Expects average sales of Apple’s “quasi-tablet for productivity users” to hit 700,000/quarter



Photo: Apple Inc.

In early April, J.P. Morgan’s Mark Moskowitz issued a glowing report on Apple’s thinnest notebook computer in which he predicted that Apple would sell $2.2 billion worth of MacBook Airs in the next 12-18 months.

On Thursday he revised his estimates — upward. Not only did the new models released last October sell like crazy in the Christmas quarter, but according to Moskowitz, that initial runrate seems to be sustainable. MacBook Air sales grew 2.9% the following quarter, compared to a 10% quarterly drop for the rest of the PC industry.

Apple shipped 432,000 MacBook Air units in calendar Q1 2011 and Moskowitz expects that to grow to an average 700,000 units over the next four quarters. At an average selling price of $1,500, that’s $3.22 billion a year, which could tack another $0.30 on Apple’s (AAPL) earnings per share.

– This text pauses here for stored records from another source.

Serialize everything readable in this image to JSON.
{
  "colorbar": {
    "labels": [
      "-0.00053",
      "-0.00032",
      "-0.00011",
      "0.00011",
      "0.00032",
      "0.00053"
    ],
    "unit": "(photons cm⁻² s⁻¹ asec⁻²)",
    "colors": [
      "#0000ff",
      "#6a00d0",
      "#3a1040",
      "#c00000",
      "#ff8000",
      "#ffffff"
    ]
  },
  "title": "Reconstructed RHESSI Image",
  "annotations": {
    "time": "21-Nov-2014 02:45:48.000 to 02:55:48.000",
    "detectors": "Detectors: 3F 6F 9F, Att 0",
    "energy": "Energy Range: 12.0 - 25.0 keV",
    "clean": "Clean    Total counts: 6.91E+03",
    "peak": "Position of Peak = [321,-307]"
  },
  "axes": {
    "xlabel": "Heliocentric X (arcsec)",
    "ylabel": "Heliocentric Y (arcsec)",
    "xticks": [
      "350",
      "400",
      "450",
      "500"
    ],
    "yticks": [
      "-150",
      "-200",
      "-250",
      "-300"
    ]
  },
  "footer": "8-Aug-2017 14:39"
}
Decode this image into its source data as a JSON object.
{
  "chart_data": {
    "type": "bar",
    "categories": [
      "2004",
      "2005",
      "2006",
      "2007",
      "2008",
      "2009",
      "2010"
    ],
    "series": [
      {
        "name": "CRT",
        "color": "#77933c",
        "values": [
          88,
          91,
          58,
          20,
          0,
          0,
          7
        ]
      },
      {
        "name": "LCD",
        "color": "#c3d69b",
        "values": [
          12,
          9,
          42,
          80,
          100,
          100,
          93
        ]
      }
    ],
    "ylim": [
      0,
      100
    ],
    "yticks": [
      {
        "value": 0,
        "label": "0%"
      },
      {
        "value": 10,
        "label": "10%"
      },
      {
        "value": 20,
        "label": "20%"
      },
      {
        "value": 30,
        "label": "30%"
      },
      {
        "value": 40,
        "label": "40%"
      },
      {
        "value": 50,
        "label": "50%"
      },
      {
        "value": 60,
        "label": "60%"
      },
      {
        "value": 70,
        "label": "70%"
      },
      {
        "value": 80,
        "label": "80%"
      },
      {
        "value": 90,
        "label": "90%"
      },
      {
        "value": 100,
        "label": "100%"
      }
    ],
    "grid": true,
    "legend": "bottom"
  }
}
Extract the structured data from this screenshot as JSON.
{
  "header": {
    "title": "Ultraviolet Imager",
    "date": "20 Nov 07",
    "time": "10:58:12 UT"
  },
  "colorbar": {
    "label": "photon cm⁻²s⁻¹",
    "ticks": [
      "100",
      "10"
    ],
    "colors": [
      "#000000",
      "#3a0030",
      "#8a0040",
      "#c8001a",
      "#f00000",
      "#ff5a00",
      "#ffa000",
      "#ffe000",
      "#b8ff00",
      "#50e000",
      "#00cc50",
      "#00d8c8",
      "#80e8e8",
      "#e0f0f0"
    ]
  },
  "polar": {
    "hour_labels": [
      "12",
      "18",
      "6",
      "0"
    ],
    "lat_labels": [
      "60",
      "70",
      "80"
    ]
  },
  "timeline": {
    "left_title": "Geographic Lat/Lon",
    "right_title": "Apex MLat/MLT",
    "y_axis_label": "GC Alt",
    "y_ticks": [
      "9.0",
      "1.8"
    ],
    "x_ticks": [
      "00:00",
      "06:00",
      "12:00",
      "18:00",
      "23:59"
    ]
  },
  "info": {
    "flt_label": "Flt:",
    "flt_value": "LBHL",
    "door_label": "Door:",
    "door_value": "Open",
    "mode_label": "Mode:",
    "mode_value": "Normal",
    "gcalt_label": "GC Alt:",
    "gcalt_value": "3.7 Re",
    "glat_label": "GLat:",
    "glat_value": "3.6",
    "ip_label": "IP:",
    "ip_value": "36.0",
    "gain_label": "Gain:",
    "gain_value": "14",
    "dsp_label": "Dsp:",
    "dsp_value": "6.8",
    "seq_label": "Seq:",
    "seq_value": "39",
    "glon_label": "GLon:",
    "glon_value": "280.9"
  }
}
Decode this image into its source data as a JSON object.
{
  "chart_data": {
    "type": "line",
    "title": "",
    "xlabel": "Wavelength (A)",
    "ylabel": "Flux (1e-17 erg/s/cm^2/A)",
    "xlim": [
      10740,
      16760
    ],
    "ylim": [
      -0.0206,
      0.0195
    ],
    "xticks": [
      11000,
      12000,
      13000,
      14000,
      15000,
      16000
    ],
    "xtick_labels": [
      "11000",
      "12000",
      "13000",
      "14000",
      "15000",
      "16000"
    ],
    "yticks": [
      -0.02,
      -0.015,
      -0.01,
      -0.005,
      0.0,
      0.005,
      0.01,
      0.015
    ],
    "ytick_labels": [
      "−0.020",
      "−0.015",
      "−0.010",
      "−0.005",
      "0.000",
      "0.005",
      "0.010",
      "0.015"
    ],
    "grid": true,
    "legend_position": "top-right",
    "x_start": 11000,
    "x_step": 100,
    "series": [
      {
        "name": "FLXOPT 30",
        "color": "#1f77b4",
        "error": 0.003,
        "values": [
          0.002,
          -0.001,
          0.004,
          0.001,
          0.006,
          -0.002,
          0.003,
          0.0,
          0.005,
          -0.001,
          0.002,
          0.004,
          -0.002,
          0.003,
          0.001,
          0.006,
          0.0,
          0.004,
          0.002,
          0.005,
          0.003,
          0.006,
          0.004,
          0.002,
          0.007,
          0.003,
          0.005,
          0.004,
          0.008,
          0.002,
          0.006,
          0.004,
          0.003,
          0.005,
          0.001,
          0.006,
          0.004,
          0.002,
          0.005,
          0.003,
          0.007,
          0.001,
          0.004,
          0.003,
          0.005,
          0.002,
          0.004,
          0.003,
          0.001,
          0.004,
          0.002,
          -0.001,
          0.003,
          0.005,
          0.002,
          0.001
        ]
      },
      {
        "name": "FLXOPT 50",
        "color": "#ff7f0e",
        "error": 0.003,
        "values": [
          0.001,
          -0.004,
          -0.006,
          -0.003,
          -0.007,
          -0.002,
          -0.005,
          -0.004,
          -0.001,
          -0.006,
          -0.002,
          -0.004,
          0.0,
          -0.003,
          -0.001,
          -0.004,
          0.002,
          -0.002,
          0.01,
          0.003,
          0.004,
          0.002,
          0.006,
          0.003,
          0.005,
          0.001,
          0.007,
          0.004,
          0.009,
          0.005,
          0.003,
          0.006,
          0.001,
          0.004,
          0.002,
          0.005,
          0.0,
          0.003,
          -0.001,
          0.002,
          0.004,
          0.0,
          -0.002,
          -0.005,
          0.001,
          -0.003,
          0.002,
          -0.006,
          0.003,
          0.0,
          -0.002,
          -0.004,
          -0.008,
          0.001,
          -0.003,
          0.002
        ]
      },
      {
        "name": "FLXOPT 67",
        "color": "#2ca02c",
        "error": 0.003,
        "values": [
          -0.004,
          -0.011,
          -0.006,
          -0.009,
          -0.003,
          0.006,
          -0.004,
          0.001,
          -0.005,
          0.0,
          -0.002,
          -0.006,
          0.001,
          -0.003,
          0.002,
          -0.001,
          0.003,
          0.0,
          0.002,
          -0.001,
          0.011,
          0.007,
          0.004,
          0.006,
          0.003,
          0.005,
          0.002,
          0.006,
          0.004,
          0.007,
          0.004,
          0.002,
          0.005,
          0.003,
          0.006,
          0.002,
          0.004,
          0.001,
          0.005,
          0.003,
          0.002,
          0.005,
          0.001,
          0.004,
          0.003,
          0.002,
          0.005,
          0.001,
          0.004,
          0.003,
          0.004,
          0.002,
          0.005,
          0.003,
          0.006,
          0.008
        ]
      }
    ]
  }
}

“In our view,” Moskowitz writes, “the MacBook Air increasingly will be recognized as offering users tablet-like functionality – ultra-portability, thinness, and instant-on – while offering an integrated keyboard and a full computing applications suite to complete professional work-related tasks. Given the underwhelming performance of the non-Apple tablets in the tablet market so far, we expect more PC vendors to shift focus to the ultra-thin notebook PC (based on SSD storage).”

Moskowitz rates the stock “Overweight” with a $450 price target. Apple opened Thursday at $326.79.